In other exciting news, its adventure season for me again. The weather is warming up (on its strange fluctuations) and I am ready to break out of hibernation. William and I are going to go to The Great Philly Comic Con this April and on top of that exciting news, I will be cosplaying this year (as I said in my previous postings)! Usually I’m lazy about these things but I am actually doing it! I made a financial plan and everything. Crossing my fingers it works out is the next task haha. I will be doing my Ken Kaneki gender bend cosplay and I couldn’t be more excited. I just need to get it all together. Photo’s and video’s to come I promise!

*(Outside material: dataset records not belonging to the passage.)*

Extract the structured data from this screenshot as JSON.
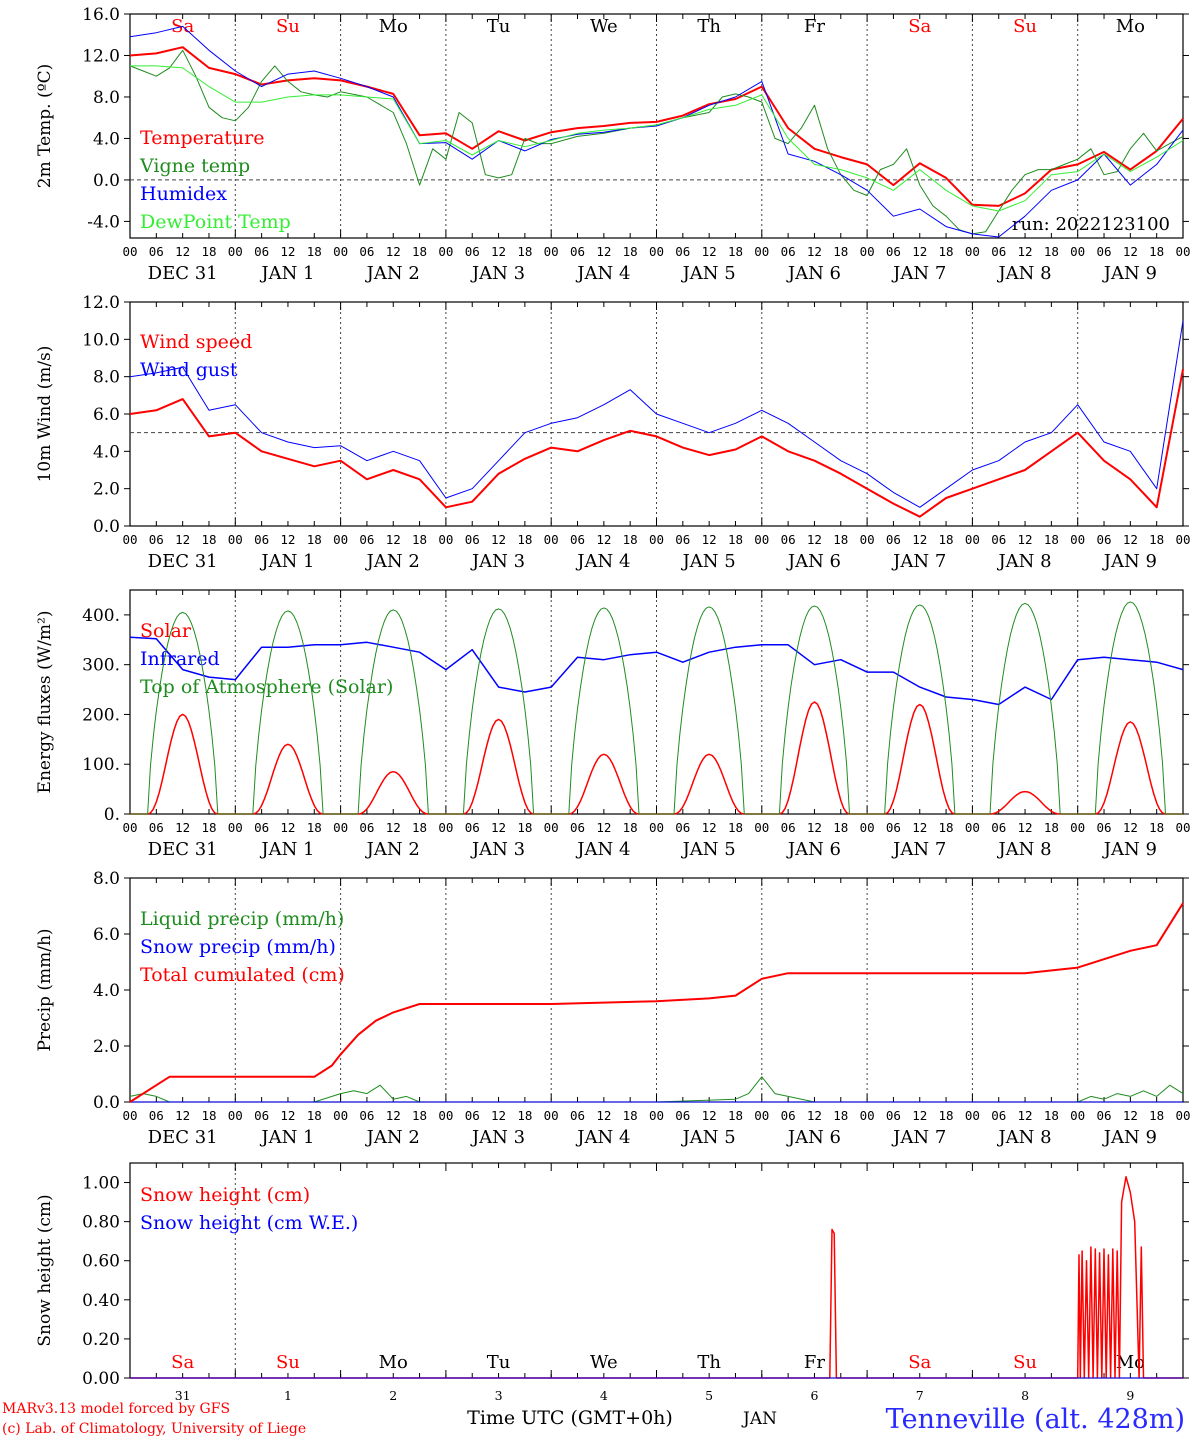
{
  "colors": {
    "red": "#ff0000",
    "green": "#1f8c1f",
    "blue": "#0000ff",
    "lightgreen": "#33ee33",
    "grid": "#555555",
    "axis": "#000000"
  },
  "days": [
    "Sa",
    "Su",
    "Mo",
    "Tu",
    "We",
    "Th",
    "Fr",
    "Sa",
    "Su",
    "Mo"
  ],
  "day_colors": [
    "#ff0000",
    "#ff0000",
    "#000000",
    "#000000",
    "#000000",
    "#000000",
    "#000000",
    "#ff0000",
    "#ff0000",
    "#000000"
  ],
  "hour_ticks": [
    "00",
    "06",
    "12",
    "18"
  ],
  "hour_end": "00",
  "date_labels": [
    "DEC 31",
    "JAN  1",
    "JAN  2",
    "JAN  3",
    "JAN  4",
    "JAN  5",
    "JAN  6",
    "JAN  7",
    "JAN  8",
    "JAN  9"
  ],
  "bottom_day_numbers": [
    "31",
    "1",
    "2",
    "3",
    "4",
    "5",
    "6",
    "7",
    "8",
    "9"
  ],
  "bottom_month": "JAN",
  "xaxis_title": "Time UTC (GMT+0h)",
  "footer": {
    "model": "MARv3.13 model forced by GFS",
    "credit": "(c) Lab. of Climatology, University of Liege",
    "station": "Tenneville (alt. 428m)"
  },
  "run_label": "run: 2022123100",
  "chart_data": [
    {
      "id": "temp",
      "type": "line",
      "ylabel": "2m Temp. (ºC)",
      "ylim": [
        -5.6,
        16.0
      ],
      "yticks": [
        16.0,
        12.0,
        8.0,
        4.0,
        0.0,
        -4.0
      ],
      "ytick_labels": [
        "16.0",
        "12.0",
        "8.0",
        "4.0",
        "0.0",
        "-4.0"
      ],
      "hline": 0.0,
      "x_unit": "hours since DEC 31 00 UTC",
      "series": [
        {
          "name": "Temperature",
          "color": "#ff0000",
          "width": 2,
          "x": [
            0,
            6,
            12,
            18,
            24,
            30,
            36,
            42,
            48,
            54,
            60,
            66,
            72,
            78,
            84,
            90,
            96,
            102,
            108,
            114,
            120,
            126,
            132,
            138,
            144,
            150,
            156,
            162,
            168,
            174,
            180,
            186,
            192,
            198,
            204,
            210,
            216,
            222,
            228,
            234,
            240
          ],
          "y": [
            12.0,
            12.2,
            12.8,
            10.8,
            10.2,
            9.2,
            9.6,
            9.8,
            9.6,
            9.0,
            8.3,
            4.3,
            4.5,
            3.0,
            4.7,
            3.8,
            4.6,
            5.0,
            5.2,
            5.5,
            5.6,
            6.2,
            7.3,
            7.8,
            9.0,
            5.0,
            3.0,
            2.2,
            1.5,
            -0.5,
            1.6,
            0.2,
            -2.4,
            -2.5,
            -1.3,
            1.0,
            1.5,
            2.7,
            1.0,
            2.8,
            5.9
          ]
        },
        {
          "name": "Vigne temp",
          "color": "#1f8c1f",
          "width": 1,
          "x": [
            0,
            3,
            6,
            9,
            12,
            15,
            18,
            21,
            24,
            27,
            30,
            33,
            36,
            39,
            42,
            45,
            48,
            54,
            60,
            63,
            66,
            69,
            72,
            75,
            78,
            81,
            84,
            87,
            90,
            93,
            96,
            102,
            108,
            114,
            120,
            126,
            132,
            135,
            138,
            141,
            144,
            147,
            150,
            153,
            156,
            159,
            162,
            165,
            168,
            171,
            174,
            177,
            180,
            183,
            186,
            189,
            192,
            195,
            198,
            201,
            204,
            207,
            210,
            213,
            216,
            219,
            222,
            225,
            228,
            231,
            234,
            237,
            240
          ],
          "y": [
            11.0,
            10.5,
            10.0,
            10.8,
            12.5,
            10.0,
            7.0,
            6.0,
            5.7,
            7.0,
            9.5,
            11.0,
            9.5,
            8.5,
            8.2,
            8.0,
            8.5,
            8.0,
            6.5,
            3.5,
            -0.5,
            3.0,
            2.0,
            6.5,
            5.5,
            0.5,
            0.2,
            0.5,
            4.0,
            3.5,
            3.5,
            4.2,
            4.5,
            5.0,
            5.3,
            6.0,
            6.5,
            8.0,
            8.3,
            8.0,
            7.5,
            4.0,
            3.5,
            5.0,
            7.2,
            3.0,
            0.5,
            -1.0,
            -1.5,
            1.0,
            1.5,
            3.0,
            -0.5,
            -2.5,
            -3.5,
            -4.8,
            -5.2,
            -5.0,
            -3.0,
            -1.0,
            0.5,
            1.0,
            1.0,
            1.5,
            2.0,
            3.0,
            0.5,
            0.8,
            3.0,
            4.5,
            2.8,
            3.5,
            4.2
          ]
        },
        {
          "name": "Humidex",
          "color": "#0000ff",
          "width": 1,
          "x": [
            0,
            6,
            12,
            18,
            24,
            30,
            36,
            42,
            48,
            54,
            60,
            66,
            72,
            78,
            84,
            90,
            96,
            102,
            108,
            114,
            120,
            126,
            132,
            138,
            144,
            150,
            156,
            162,
            168,
            174,
            180,
            186,
            192,
            198,
            204,
            210,
            216,
            222,
            228,
            234,
            240
          ],
          "y": [
            13.8,
            14.2,
            14.8,
            12.5,
            10.5,
            9.0,
            10.2,
            10.5,
            9.8,
            9.0,
            8.0,
            3.5,
            3.6,
            2.0,
            3.8,
            2.8,
            3.9,
            4.4,
            4.6,
            5.0,
            5.2,
            6.0,
            7.2,
            8.0,
            9.5,
            2.5,
            1.8,
            0.5,
            -1.0,
            -3.5,
            -2.8,
            -4.5,
            -5.2,
            -5.5,
            -3.5,
            -1.0,
            0.0,
            2.5,
            -0.5,
            1.5,
            4.8
          ]
        },
        {
          "name": "DewPoint Temp",
          "color": "#33ee33",
          "width": 1,
          "x": [
            0,
            6,
            12,
            18,
            24,
            30,
            36,
            42,
            48,
            54,
            60,
            66,
            72,
            78,
            84,
            90,
            96,
            102,
            108,
            114,
            120,
            126,
            132,
            138,
            144,
            150,
            156,
            162,
            168,
            174,
            180,
            186,
            192,
            198,
            204,
            210,
            216,
            222,
            228,
            234,
            240
          ],
          "y": [
            11.0,
            11.0,
            10.8,
            9.0,
            7.5,
            7.5,
            8.0,
            8.2,
            8.2,
            8.0,
            7.8,
            3.5,
            3.8,
            2.4,
            3.8,
            3.2,
            3.8,
            4.5,
            4.8,
            5.0,
            5.3,
            6.0,
            6.8,
            7.2,
            8.2,
            4.0,
            1.5,
            1.0,
            0.2,
            -1.0,
            1.0,
            -1.0,
            -2.5,
            -3.0,
            -2.0,
            0.5,
            0.8,
            2.5,
            0.8,
            2.2,
            3.8
          ]
        }
      ]
    },
    {
      "id": "wind",
      "type": "line",
      "ylabel": "10m Wind (m/s)",
      "ylim": [
        0.0,
        12.0
      ],
      "yticks": [
        12.0,
        10.0,
        8.0,
        6.0,
        4.0,
        2.0,
        0.0
      ],
      "ytick_labels": [
        "12.0",
        "10.0",
        "8.0",
        "6.0",
        "4.0",
        "2.0",
        "0.0"
      ],
      "hline": 5.0,
      "series": [
        {
          "name": "Wind speed",
          "color": "#ff0000",
          "width": 2,
          "x": [
            0,
            6,
            12,
            18,
            24,
            30,
            36,
            42,
            48,
            54,
            60,
            66,
            72,
            78,
            84,
            90,
            96,
            102,
            108,
            114,
            120,
            126,
            132,
            138,
            144,
            150,
            156,
            162,
            168,
            174,
            180,
            186,
            192,
            198,
            204,
            210,
            216,
            222,
            228,
            234,
            240
          ],
          "y": [
            6.0,
            6.2,
            6.8,
            4.8,
            5.0,
            4.0,
            3.6,
            3.2,
            3.5,
            2.5,
            3.0,
            2.5,
            1.0,
            1.3,
            2.8,
            3.6,
            4.2,
            4.0,
            4.6,
            5.1,
            4.8,
            4.2,
            3.8,
            4.1,
            4.8,
            4.0,
            3.5,
            2.8,
            2.0,
            1.2,
            0.5,
            1.5,
            2.0,
            2.5,
            3.0,
            4.0,
            5.0,
            3.5,
            2.5,
            1.0,
            8.4
          ]
        },
        {
          "name": "Wind gust",
          "color": "#0000ff",
          "width": 1,
          "x": [
            0,
            6,
            12,
            18,
            24,
            30,
            36,
            42,
            48,
            54,
            60,
            66,
            72,
            78,
            84,
            90,
            96,
            102,
            108,
            114,
            120,
            126,
            132,
            138,
            144,
            150,
            156,
            162,
            168,
            174,
            180,
            186,
            192,
            198,
            204,
            210,
            216,
            222,
            228,
            234,
            240
          ],
          "y": [
            8.0,
            8.2,
            8.5,
            6.2,
            6.5,
            5.0,
            4.5,
            4.2,
            4.3,
            3.5,
            4.0,
            3.5,
            1.5,
            2.0,
            3.5,
            5.0,
            5.5,
            5.8,
            6.5,
            7.3,
            6.0,
            5.5,
            5.0,
            5.5,
            6.2,
            5.5,
            4.5,
            3.5,
            2.8,
            1.8,
            1.0,
            2.0,
            3.0,
            3.5,
            4.5,
            5.0,
            6.5,
            4.5,
            4.0,
            2.0,
            11.0
          ]
        }
      ]
    },
    {
      "id": "energy",
      "type": "line",
      "ylabel": "Energy fluxes (W/m²)",
      "ylim": [
        0,
        450
      ],
      "yticks": [
        400,
        300,
        200,
        100,
        0
      ],
      "ytick_labels": [
        "400.",
        "300.",
        "200.",
        "100.",
        "0."
      ],
      "series": [
        {
          "name": "Solar",
          "color": "#ff0000",
          "width": 1.5,
          "kind": "daily_bell",
          "peaks": [
            200,
            140,
            85,
            190,
            120,
            120,
            225,
            220,
            45,
            185
          ]
        },
        {
          "name": "Infrared",
          "color": "#0000ff",
          "width": 1.5,
          "x": [
            0,
            6,
            12,
            18,
            24,
            30,
            36,
            42,
            48,
            54,
            60,
            66,
            72,
            78,
            84,
            90,
            96,
            102,
            108,
            114,
            120,
            126,
            132,
            138,
            144,
            150,
            156,
            162,
            168,
            174,
            180,
            186,
            192,
            198,
            204,
            210,
            216,
            222,
            228,
            234,
            240
          ],
          "y": [
            355,
            352,
            290,
            275,
            270,
            335,
            335,
            340,
            340,
            345,
            335,
            325,
            290,
            330,
            255,
            245,
            255,
            315,
            310,
            320,
            325,
            305,
            325,
            335,
            340,
            340,
            300,
            310,
            285,
            285,
            255,
            235,
            230,
            220,
            255,
            230,
            310,
            315,
            310,
            305,
            290
          ]
        },
        {
          "name": "Top of Atmosphere (Solar)",
          "color": "#1f8c1f",
          "width": 1,
          "kind": "daily_bell",
          "peaks": [
            405,
            408,
            410,
            412,
            414,
            416,
            418,
            420,
            423,
            426
          ]
        }
      ]
    },
    {
      "id": "precip",
      "type": "line",
      "ylabel": "Precip (mm/h)",
      "ylim": [
        0.0,
        8.0
      ],
      "yticks": [
        8.0,
        6.0,
        4.0,
        2.0,
        0.0
      ],
      "ytick_labels": [
        "8.0",
        "6.0",
        "4.0",
        "2.0",
        "0.0"
      ],
      "series": [
        {
          "name": "Liquid precip (mm/h)",
          "color": "#1f8c1f",
          "width": 1,
          "x": [
            0,
            3,
            6,
            9,
            12,
            24,
            36,
            42,
            48,
            51,
            54,
            57,
            60,
            63,
            66,
            72,
            96,
            120,
            138,
            141,
            144,
            147,
            150,
            156,
            168,
            192,
            216,
            219,
            222,
            225,
            228,
            231,
            234,
            237,
            240
          ],
          "y": [
            0.2,
            0.3,
            0.2,
            0.0,
            0.0,
            0.0,
            0.0,
            0.0,
            0.3,
            0.4,
            0.3,
            0.6,
            0.1,
            0.2,
            0.0,
            0.0,
            0.0,
            0.0,
            0.1,
            0.3,
            0.9,
            0.3,
            0.2,
            0.0,
            0.0,
            0.0,
            0.0,
            0.2,
            0.1,
            0.3,
            0.2,
            0.4,
            0.2,
            0.6,
            0.3
          ]
        },
        {
          "name": "Snow precip (mm/h)",
          "color": "#0000ff",
          "width": 1,
          "x": [
            0,
            240
          ],
          "y": [
            0.0,
            0.0
          ]
        },
        {
          "name": "Total cumulated (cm)",
          "color": "#ff0000",
          "width": 2,
          "x": [
            0,
            6,
            9,
            12,
            24,
            36,
            42,
            46,
            48,
            52,
            56,
            60,
            66,
            72,
            96,
            120,
            132,
            138,
            144,
            150,
            162,
            180,
            204,
            216,
            222,
            228,
            234,
            240
          ],
          "y": [
            0.0,
            0.6,
            0.9,
            0.9,
            0.9,
            0.9,
            0.9,
            1.3,
            1.7,
            2.4,
            2.9,
            3.2,
            3.5,
            3.5,
            3.5,
            3.6,
            3.7,
            3.8,
            4.4,
            4.6,
            4.6,
            4.6,
            4.6,
            4.8,
            5.1,
            5.4,
            5.6,
            7.1
          ]
        }
      ]
    },
    {
      "id": "snow",
      "type": "line",
      "ylabel": "Snow height (cm)",
      "ylim": [
        0.0,
        1.1
      ],
      "yticks": [
        1.0,
        0.8,
        0.6,
        0.4,
        0.2,
        0.0
      ],
      "ytick_labels": [
        "1.00",
        "0.80",
        "0.60",
        "0.40",
        "0.20",
        "0.00"
      ],
      "series": [
        {
          "name": "Snow height (cm)",
          "color": "#ff0000",
          "width": 1.5,
          "x": [
            0,
            159.5,
            160,
            160.5,
            161,
            216,
            216.3,
            216.6,
            217,
            217.5,
            218,
            218.5,
            219,
            219.5,
            220,
            220.5,
            221,
            221.5,
            222,
            222.5,
            223,
            223.5,
            224,
            224.5,
            225,
            225.5,
            226,
            227,
            228,
            229,
            230,
            230.5,
            231,
            231.5,
            240
          ],
          "y": [
            0,
            0,
            0.76,
            0.74,
            0,
            0,
            0.63,
            0,
            0.65,
            0,
            0.6,
            0,
            0.67,
            0,
            0.66,
            0,
            0.64,
            0,
            0.66,
            0,
            0.63,
            0,
            0.66,
            0,
            0.65,
            0,
            0.9,
            1.03,
            0.95,
            0.8,
            0,
            0.67,
            0,
            0,
            0
          ]
        },
        {
          "name": "Snow height (cm W.E.)",
          "color": "#0000ff",
          "width": 1,
          "x": [
            0,
            240
          ],
          "y": [
            0,
            0
          ]
        }
      ]
    }
  ]
}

Now obviously cosplay is very much focus on the body, but not negatively. Prior to weighing myself I was wound up about gaining weight in my downtime recently. I am now realizing I haven’t gained any weight since my inactivity with my surgery, I’ve actually lost weight. Which, due to body dysmorphia, I can admit during that time I was at one of my peaks with my weight obsession. I am doing better now and making sure to positively reaffirm myself has been a great supporter in the healing of my self-esteem. If anyone struggles with that that is reading this or has loved ones that have dysmorphia in their lives, just remember you need to be patient.
Be kind to your body and if it’s your loved one be kind and help them see the positivity even if it’s overwhelming or annoying. They are just as annoyed with themselves, believe you me. Do not feed the obsession but rather make positive body comments not related to weight. For example, “Do I look okay?”, “Am I larger?”, “I think I look like shit.” etc. don’t respond to yourself (or that loved one) with validations to those negative questions, it will just continue the cycle. Rather say something like “You’re healthy and deserve to feel happy in your own skin.” This allows yourself (or the person) to understand that you (they) are worthy and nothing about you (them) is negative or wrong.
Supporting ones self is huge and learning to allow those negative thoughts to come and go is a hard thing to do, but it will come in time so don’t fret and grant yourself (or your loved one) patience. We are all on this hard journey together, that is why I really want to get into cosplay to celebrate who I am and what I look like no matter what. If I want to be a character, nothing will stop me and cosplayers are the largest bunch of accepting humans ever, so it’s the perfect place for me to start! Finding that comfortable first step is difficult but it comes easier each motion you make.